Here’s one that went from my mailbox to my CD player to right here in just a few hours, simply because it made such an outstanding first impression. The Carla Marciano Quartet’s Psychosis hinges on a single intriguing idea–let’s take several of Bernard Herrmann’s most distinctive and memorable scores from films and arrange them for a dynamic jazz quartet led by a sax. Your first thought might have been my first thought, that this’ll start with the already jazzy score from Taxi Driver and head out from there with confidence and a can-do attitude. After that, is this going to be like the Jacques Loussier Trio with Bach? That wouldn’t be such a bad thing now, would it?
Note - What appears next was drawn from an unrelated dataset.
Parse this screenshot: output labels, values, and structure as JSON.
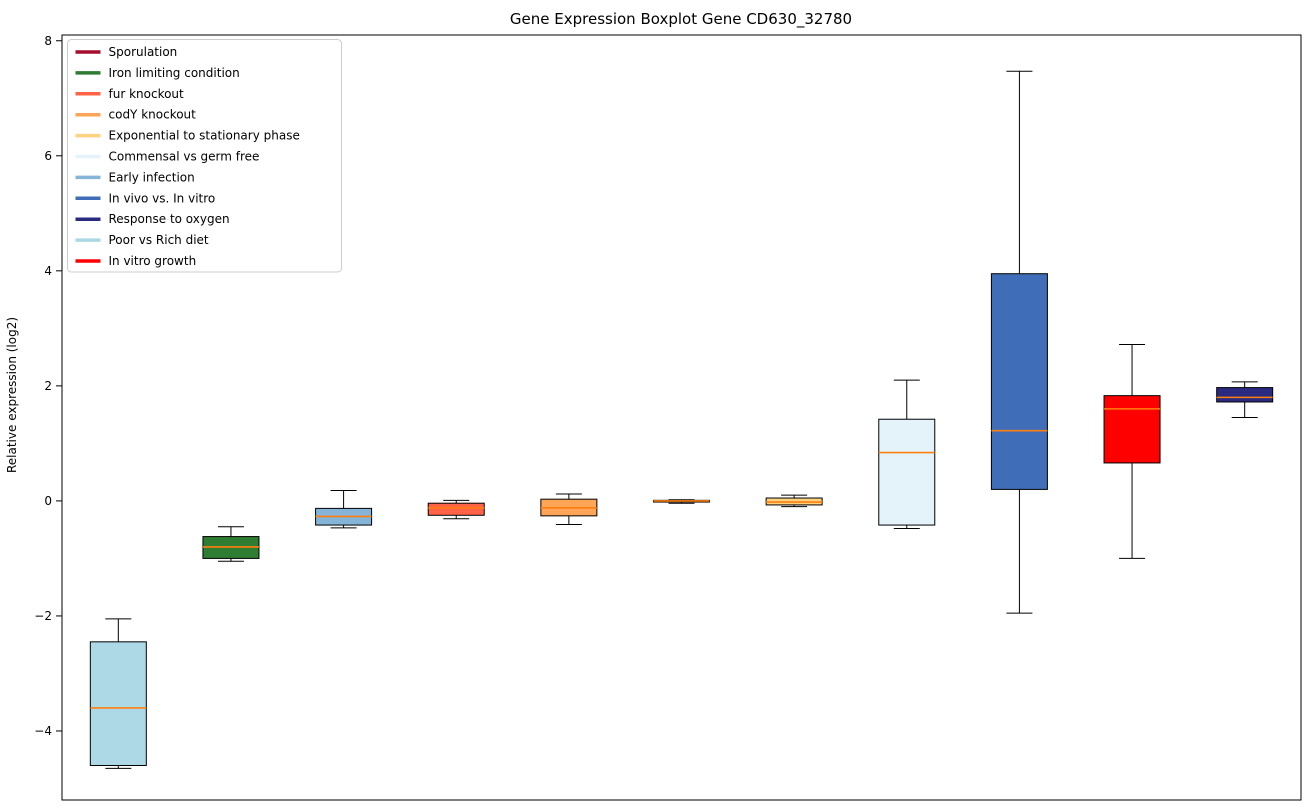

If that’s all Psychosis was, that single great idea accomplished, you might be deliriously happy with its execution. Also, the familiar movie themes you knew were going to be there ARE there, including compositions based on Psycho, Marnie and Vertigo, and they’re more surprising than you think. Does that frantic Psycho theme, written for a very agitated string quartet putting forth some very clear notions, work as sort of a dark, swinging jazz piece? Of course it does. But that might be missing the point. Italian saxophone player Carla Marciano does so much more than merely take those very recognizable themes and set them into a traditional be-bop structure–let’s play the tune, and then each one of us takes turns in the zone. No, she digs deep, far deeper than I would have expected.
What does that mean? Well, Carla Marciano took no short cuts in arranging these tunes. Each track carefully lays out the themes and sets up the solo moments, as I expected, but often the energy of the pieces turns on a dime–it’s a hard left turn into the meadow and you’re not sure if you have the right tires. With her expressive and passionate quartet (pianist Alessandro La Corte, bassist Aldo Vigorito and drummer Gaetano Fasano), she designs conduits that go back to the basic structures. The tangents, however, are loose and adventurous, so much so that it can be a shock when you return for the wrap-up. It’s not a road with crazy detours, however–it’s a driver who loves to drive blindfolded and still drops you off in front of your house in one piece.
Much of the ambition and energy in Psychosis has to do with how well you know Bernard Herrman, and how adept you are at peeling away the almost subliminal connections he makes in his music. The Carla Marciano Quartet knows how to increase the focus on those melodic foundations Herrmann used to construct with the utmost of care, the ones that probably made Hitchcock and Scorsese swoon the first time they heard them. Then there’ll be a moment when you think you know where you’re going, and you’ll hear a few notes and get ready for the reveal and just like that you’re somewhere you didn’t expect to be.
Does that sound exciting? It is, very much so.